Sunday, June 01, 2008

Capital adequacy ratio of 170%

Dear Mr Tan
I do not understand why Income change its policy?

1) Does it mean they are not making enough to pay like the old system?

2) Is it still safe to buy insurance from Income which I am consider Growth plan despite the bonus change which is lower in return? I read Saturday May 31st in Straits Times reported that such scheme was to improve Income solvency position. Will they go burst for year to come?

3) If there have decided to change the bonus plan. Why not take effect from 1 June 2008 after the AGM instead of from year 1993 which is not fair for those who bought during that year onwards. A vote for this to all policyholder to decide.

4) Yearly AGM, should they declare the special bonus that is put aside at Income but is not payable.

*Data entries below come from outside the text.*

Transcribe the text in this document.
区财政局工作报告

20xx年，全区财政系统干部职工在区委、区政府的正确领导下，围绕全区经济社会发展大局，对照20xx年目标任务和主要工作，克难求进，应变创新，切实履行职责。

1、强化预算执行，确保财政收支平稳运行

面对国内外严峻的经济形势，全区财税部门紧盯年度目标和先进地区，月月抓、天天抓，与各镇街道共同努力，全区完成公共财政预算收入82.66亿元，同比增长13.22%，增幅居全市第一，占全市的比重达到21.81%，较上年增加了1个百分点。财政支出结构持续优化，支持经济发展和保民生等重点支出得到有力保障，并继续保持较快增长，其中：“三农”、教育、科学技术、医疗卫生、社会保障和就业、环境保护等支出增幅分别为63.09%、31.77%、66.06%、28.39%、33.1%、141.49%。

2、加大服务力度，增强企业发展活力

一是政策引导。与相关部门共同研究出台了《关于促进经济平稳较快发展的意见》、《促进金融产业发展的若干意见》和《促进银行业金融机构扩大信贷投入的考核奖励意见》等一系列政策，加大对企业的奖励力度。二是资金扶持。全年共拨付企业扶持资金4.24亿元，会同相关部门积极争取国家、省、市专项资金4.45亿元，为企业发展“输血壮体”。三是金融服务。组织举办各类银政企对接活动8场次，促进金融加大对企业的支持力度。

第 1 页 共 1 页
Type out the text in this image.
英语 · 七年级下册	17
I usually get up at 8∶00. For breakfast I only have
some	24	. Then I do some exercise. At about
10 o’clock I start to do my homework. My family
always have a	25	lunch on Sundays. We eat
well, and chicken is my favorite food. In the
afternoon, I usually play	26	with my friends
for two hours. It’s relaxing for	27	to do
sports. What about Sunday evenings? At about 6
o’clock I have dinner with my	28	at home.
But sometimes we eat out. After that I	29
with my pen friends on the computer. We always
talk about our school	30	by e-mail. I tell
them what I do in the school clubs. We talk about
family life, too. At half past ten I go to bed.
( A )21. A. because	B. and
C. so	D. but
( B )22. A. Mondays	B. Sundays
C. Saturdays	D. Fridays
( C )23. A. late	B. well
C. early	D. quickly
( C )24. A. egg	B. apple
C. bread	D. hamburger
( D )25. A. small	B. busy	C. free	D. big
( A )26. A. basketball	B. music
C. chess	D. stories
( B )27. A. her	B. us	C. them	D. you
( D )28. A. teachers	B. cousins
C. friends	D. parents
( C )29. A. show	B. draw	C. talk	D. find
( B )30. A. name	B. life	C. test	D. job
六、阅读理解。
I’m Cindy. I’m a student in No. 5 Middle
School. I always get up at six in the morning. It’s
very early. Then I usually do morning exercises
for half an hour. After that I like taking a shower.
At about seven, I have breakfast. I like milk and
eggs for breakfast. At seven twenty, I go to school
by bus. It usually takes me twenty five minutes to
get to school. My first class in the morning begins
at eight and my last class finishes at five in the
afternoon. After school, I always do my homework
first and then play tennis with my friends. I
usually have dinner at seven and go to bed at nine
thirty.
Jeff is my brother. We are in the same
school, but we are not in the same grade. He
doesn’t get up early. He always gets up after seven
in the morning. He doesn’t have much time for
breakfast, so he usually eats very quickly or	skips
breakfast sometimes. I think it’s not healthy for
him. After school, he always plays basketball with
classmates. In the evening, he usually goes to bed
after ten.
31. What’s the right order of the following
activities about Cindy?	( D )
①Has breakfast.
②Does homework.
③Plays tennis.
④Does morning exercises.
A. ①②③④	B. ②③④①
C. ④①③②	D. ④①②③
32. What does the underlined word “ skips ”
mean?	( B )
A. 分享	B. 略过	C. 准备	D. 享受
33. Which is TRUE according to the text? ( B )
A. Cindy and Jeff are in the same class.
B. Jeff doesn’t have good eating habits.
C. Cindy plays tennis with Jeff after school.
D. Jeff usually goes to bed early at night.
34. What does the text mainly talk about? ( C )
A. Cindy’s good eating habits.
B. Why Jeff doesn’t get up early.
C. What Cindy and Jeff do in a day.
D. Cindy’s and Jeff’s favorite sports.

This will give policyholder a peace of mind when their policy is due for payment as a form of some guarantee.
JT


REPLY
Income is still financially strong with a capital adequacy ratio of 170% (2006), compared to a minimum of 120%. It is quite safe to invest with Income, from this standpoint.

I hope that they will be able to earn a good yield in the future, and distribute it to the policyholders. The chairman had made a statement that the board is committed to give the best value to the policyholders. I hope that this means that the policyholder will get a better yield, compared to similar policies in the market.